The easiest way to beat a carnival game is to watch other people playing it. Pay attention to what they're doing. Are others winning? If so, how? How hard are they throwing the ball, and where are they aiming? Notice what elements make up the game and think things through. If the object of the game is to throw a ball into a peach basket, for example, look at the shape of the basket. A curved bottom will cause the ball to bounce out, but if you gently hit the upper rim of the same basket, the ball has a better chance of dropping in. Look at the size of the prizes compared with the price of the game. A $5 game with a medium-sized prize is usually easier to win than a game that costs a quarter for a gigantic prize.
Sometimes the easiest way to learn how to win a game is to ask the attendant. Most games have a trick to winning, and sometimes attendants will share their advice. Their job is to take people's money, and if others see you walking around with an animal from their game it's good advertising. Most games are meant to be difficult, so even with the attendant's advice people will most often lose. Besides just asking for tips, ask specific questions; how hard should the ball be thrown to win, where's the best place to hit the mark, how many people have won that day. Ask if you can take a practice shot, or at least examine the ball, dart, BB gun, or whatever the game uses. It sometimes helps to ask about other games as well. Many theme parks, fairs and carnivals have "play till you win" games that are more suited for children.

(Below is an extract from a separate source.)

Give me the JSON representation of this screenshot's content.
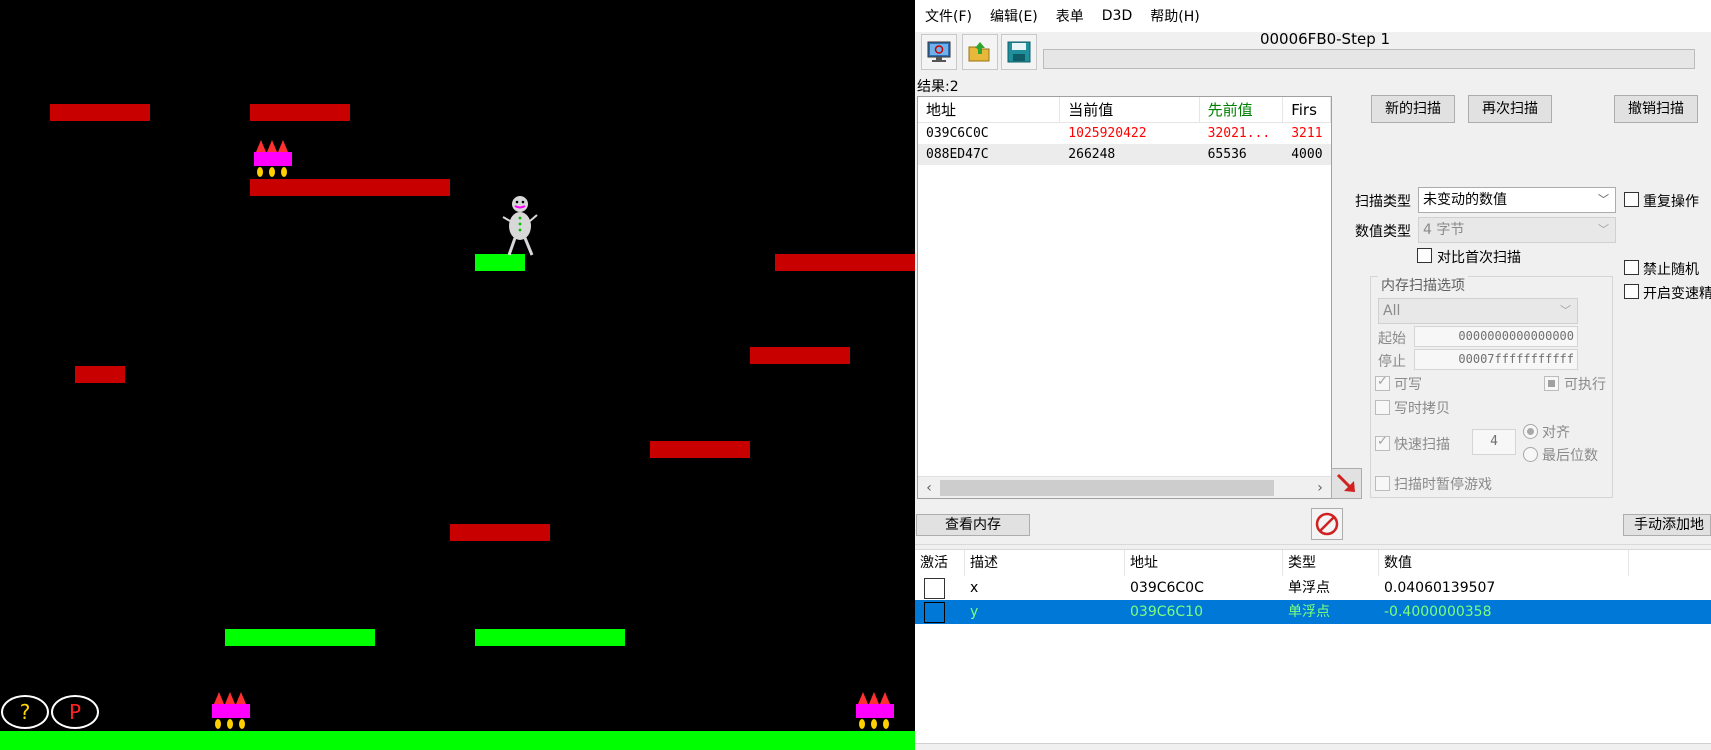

Carnival games are meant to be difficult, but not impossible. If you're shooting a basketball, remember that the hoop is probably smaller than regulation and the backboard is bouncier than normal, so try for just the net. If you're testing your strength, aim for the center, it's more where you hit it than how hard. Ladder games can sometimes be won by climbing the ropes, not the rungs, and using alternating hands and feet. Aim for the bottom if trying to knock over milk bottles. Throw high and toward the side if it's a dart game; since most people shoot for the middle the better prizes are nearer the outside. Remember when playing that the BB guns probably don't shoot straight, the basketballs might be over inflated, the darts might be slightly heavy on the front end and the milk bottles could be weighted. Try to make adjustments as necessary.